I know about the disc and half-plane models, but having those areas near the line or the boundary where tiny changes in the Euclidean coordinates make huge (unbounded) differences in the hyperbolic position really throws off any hope of storing object positions in a simulation of a hyperbolic universe.

The other option would be to use a third or fourth coordinate, but I can't figure that out either.
If there were sucha map then the hyperbolic plane would be flat. It is not.

4. What about non-conformal maps, or maps that are only conformal at the origin?

5. Originally Posted by MagiMaster
What about non-conformal maps, or maps that are only conformal at the origin?
The hyperbolic plane is homeomorphic to Euclidean space, so yes there would exist non-conformal maps, but you asked about conformal ones.

What are you trying to do ?

6. You can obviously find a map which is conformal inside a small disk. Just map a disk in upper half space to a disk of the same size centered at the origin, and then extend the map continously (albeit non-conformally) to the whole space.

There's a pretty easy way to see that upper half space is not confomally equivalent to the complex plane.
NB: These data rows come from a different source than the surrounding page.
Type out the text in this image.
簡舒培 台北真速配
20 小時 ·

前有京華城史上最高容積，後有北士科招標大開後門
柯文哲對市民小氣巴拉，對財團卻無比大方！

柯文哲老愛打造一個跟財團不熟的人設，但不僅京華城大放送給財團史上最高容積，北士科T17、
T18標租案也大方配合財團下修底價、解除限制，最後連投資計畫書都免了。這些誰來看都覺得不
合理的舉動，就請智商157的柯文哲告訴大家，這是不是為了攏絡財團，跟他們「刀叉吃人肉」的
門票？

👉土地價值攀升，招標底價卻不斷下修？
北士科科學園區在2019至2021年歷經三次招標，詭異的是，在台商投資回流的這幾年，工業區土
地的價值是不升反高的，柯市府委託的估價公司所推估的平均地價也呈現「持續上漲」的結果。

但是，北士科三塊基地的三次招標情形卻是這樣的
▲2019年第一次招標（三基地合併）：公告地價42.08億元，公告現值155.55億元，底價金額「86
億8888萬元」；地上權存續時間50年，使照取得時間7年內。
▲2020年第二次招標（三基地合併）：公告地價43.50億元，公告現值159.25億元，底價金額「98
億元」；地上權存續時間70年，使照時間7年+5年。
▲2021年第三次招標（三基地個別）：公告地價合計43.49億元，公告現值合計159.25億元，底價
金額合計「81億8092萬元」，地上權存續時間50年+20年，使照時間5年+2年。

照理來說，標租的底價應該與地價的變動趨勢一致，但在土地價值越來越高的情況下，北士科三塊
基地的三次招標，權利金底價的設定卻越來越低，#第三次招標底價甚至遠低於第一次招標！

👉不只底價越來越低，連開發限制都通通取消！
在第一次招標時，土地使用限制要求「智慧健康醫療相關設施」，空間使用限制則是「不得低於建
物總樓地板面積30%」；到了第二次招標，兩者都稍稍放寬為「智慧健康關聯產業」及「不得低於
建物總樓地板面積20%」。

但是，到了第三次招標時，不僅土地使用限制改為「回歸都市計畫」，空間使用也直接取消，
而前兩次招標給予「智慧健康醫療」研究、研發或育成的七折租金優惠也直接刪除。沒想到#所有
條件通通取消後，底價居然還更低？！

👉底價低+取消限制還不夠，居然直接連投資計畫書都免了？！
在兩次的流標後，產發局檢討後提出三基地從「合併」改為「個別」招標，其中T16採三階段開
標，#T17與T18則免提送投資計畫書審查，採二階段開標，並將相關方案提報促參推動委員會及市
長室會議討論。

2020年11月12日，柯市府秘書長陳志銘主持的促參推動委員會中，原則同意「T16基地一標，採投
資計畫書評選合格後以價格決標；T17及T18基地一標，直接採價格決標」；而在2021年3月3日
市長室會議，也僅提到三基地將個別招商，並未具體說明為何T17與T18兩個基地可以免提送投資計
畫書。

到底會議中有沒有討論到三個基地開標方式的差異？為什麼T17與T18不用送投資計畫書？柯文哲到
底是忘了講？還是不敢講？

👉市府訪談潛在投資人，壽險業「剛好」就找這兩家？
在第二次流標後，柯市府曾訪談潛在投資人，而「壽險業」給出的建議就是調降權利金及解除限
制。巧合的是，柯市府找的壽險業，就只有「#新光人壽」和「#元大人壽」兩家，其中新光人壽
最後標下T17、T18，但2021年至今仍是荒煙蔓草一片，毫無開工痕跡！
For suppose, on the contrary, that the two spaces were conformally equivalent. Let f(z) be any non-constant holomorphic function on the complex plane. Then, if our assumption is true, we can think of f(z) as a map from the plane into upper half space. But upper half space is conformally equivalent to the unit disk. This implies that f(z) is conformally equivalent to a bounded holomorphic function, which would force f(z) to be constant.

7. Good to know.

Basically, I want to make a program (well, any number of programs) that deal with the hyperbolic plane, but storing object coordinates using the Poincare disc has accuracy issues near the border, and since almost everything is near the border...

Anyway, I'm basically looking for ways around that. A map from the Euclidean plane to the hyperbolic plane would allow the use of a much wider range of numbers for object positions. Similarly using an extra coordinate or two to make up for the lost information would work.

I think what I need is some map that bounds the distance between points between the two maps.